Los lamentos venían de allí y de vez en cuando estaban acompañados de una risa ahogada.

Dobló la esquina. El pasillo era más largo y se sumía en la oscuridad. En medio había un carrito con instrumentos quirúrgicos viejos, una pila de tijeras, bisturíes y forceps oxidados y retorcidos, más propios de una sala de tortura que de un quirófano. En el suelo había una bata con la inscripción «Monte Cadalso», manchada de sangre seca y con una manga arrancada.

Franz decidió no continuar por allí, aunque tampoco le gustaba la idea de dejar alguna amenaza a sus espaldas que pudiera seguirle escaleras arriba y cortarle la retirada.

Volvió al corredor principal. Se disponía a subir un piso más cuando escuchó un ruido de cristales rotos, muy cerca.

Se ocultó detrás de un armario volcado en el suelo, que había esparcido su contenido de botes de vidrio con descripciones borradas por el tiempo por todas partes. El olor era una mezcla de alcohol y amoniaco.

Franz se mantuvo en silencio hasta que oyó otro lamento cercano y una respiración fatigosa, como la que soltaban los cabrones de los Caballeros de la Sangre Inextinguible a través de sus caretas apestosas.

Franz se incorporó y echó a correr para ocultarse un poco más cerca, pero tropezó con uno de los botes de cristal, que se abrió, descargó por el camino un feto de alguna cosa irreconocible y rodó varios metros.

Maldijo en voz baja y se quedó allí quieto un instante, esperando una respuesta, pero no ocurrió nada.

Asomó la cabeza.

El corredor se ampliaba en un vestíbulo por el que había desparramadas gran cantidad de sillas de ruedas, más de las que podía contar de un vistazo. Tenía bancos de madera deslucidos en las paredes, como si hubiese sido una especie de sala de espera. El suelo estaba casi alfombrado de papeles. En el centro había dos personas.

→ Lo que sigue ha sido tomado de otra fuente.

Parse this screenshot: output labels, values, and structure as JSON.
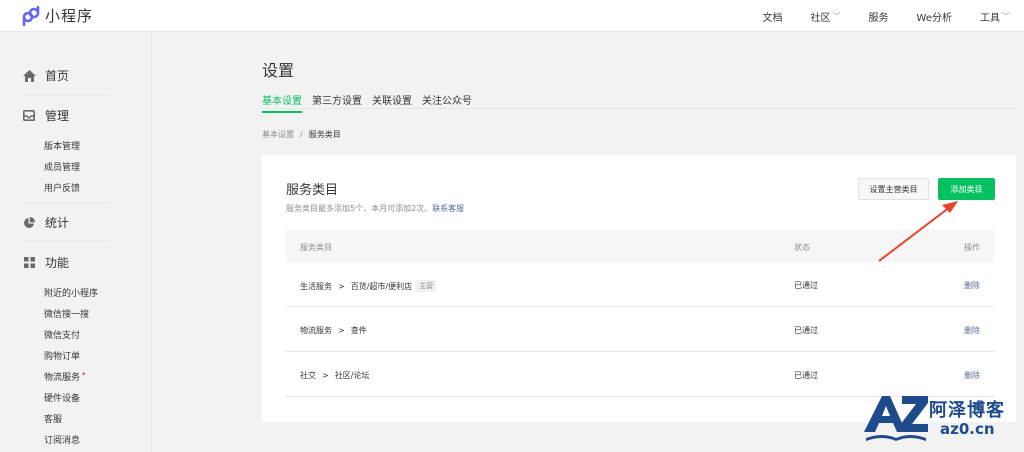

Una de ellas, con camisón de enfermo y la cara y las manos cubiertas de vendas medio desenrolladas y oscurecidas por la sangre y el pus, estaba clavada por los hombros mediante dos ganchos a una cadena que a su vez colgaba de una lámpara de cristal, que tintineaba cada vez que aquel pobre desgraciado se retorcía de dolor. Delante de él, y dándole la espalda a Franz, había un tipo con jubón de fraile, encapuchado, que con un cuchillo igual que el que él mismo llevaba torturaba al primero, haciéndole cortes en las piernas desnudas, que chorreaban tanta sangre que estaban totalmente teñidas de rojo.

Qué coño les pasaba a aquellos jodidos chiflados.

—¡Eh, tú! ¡Eh, caraculo! —le gritó Franz.

El hermano se volvió. Tenía la máscara antigás cubierta de sangre ajena, y en cuanto le vio, perdió el interés y se lanzó a por Franz.

Al comprobar ambos que su armamento estaba equilibrado, se mantuvieron agazapados, en postura amenazante, como dos púgiles sopesando al contrario. Así estuvieron girando uno alrededor del otro durante unos instantes hasta que Franz atacó.

Su oponente descargó su cuchillo demasiado pronto, así que Franz tuvo la oportunidad de bloquearle la muñeca con la mano libre, y asestó una puñalada directa hacia la careta antigás. El golpe dio justo en el filtro de la boca, que se partió y voló por el aire.

El hermano descargó un puñetazo a Franz, que pudo apartar la cara a tiempo pero que le dio en toda la clavícula. Se revolvió, sin soltarle la muñeca, y tiró hacia sí para intentar desestabilizarle. El tipo se resbaló y se cayó hacia un lado, hincando la rodilla en tierra. Franz le retorció la muñeca aún más para doblegarle del todo y éste acabó soltando su arma. Con la otra mano intentó agarrarle por donde fuera dando zarpazos hasta que le cogió del cuello de la camisa.

Franz clavó el cuchillo en el costado del tipo, pero dio en una costilla y la hoja entró profundamente en la carne, haciéndole una herida solo superficial. El hermano rodó por el suelo y se libró del agarre de Franz, terminando por estrellarse contra la reja central. Allí se incorporó rápidamente trepando por los barrotes, pero Franz ya se había lanzado sobre él, machacándole contra los hierros. El tipo escupió un espumarajo de sangre por la abertura del filtro de su máscara al recibir la embestida.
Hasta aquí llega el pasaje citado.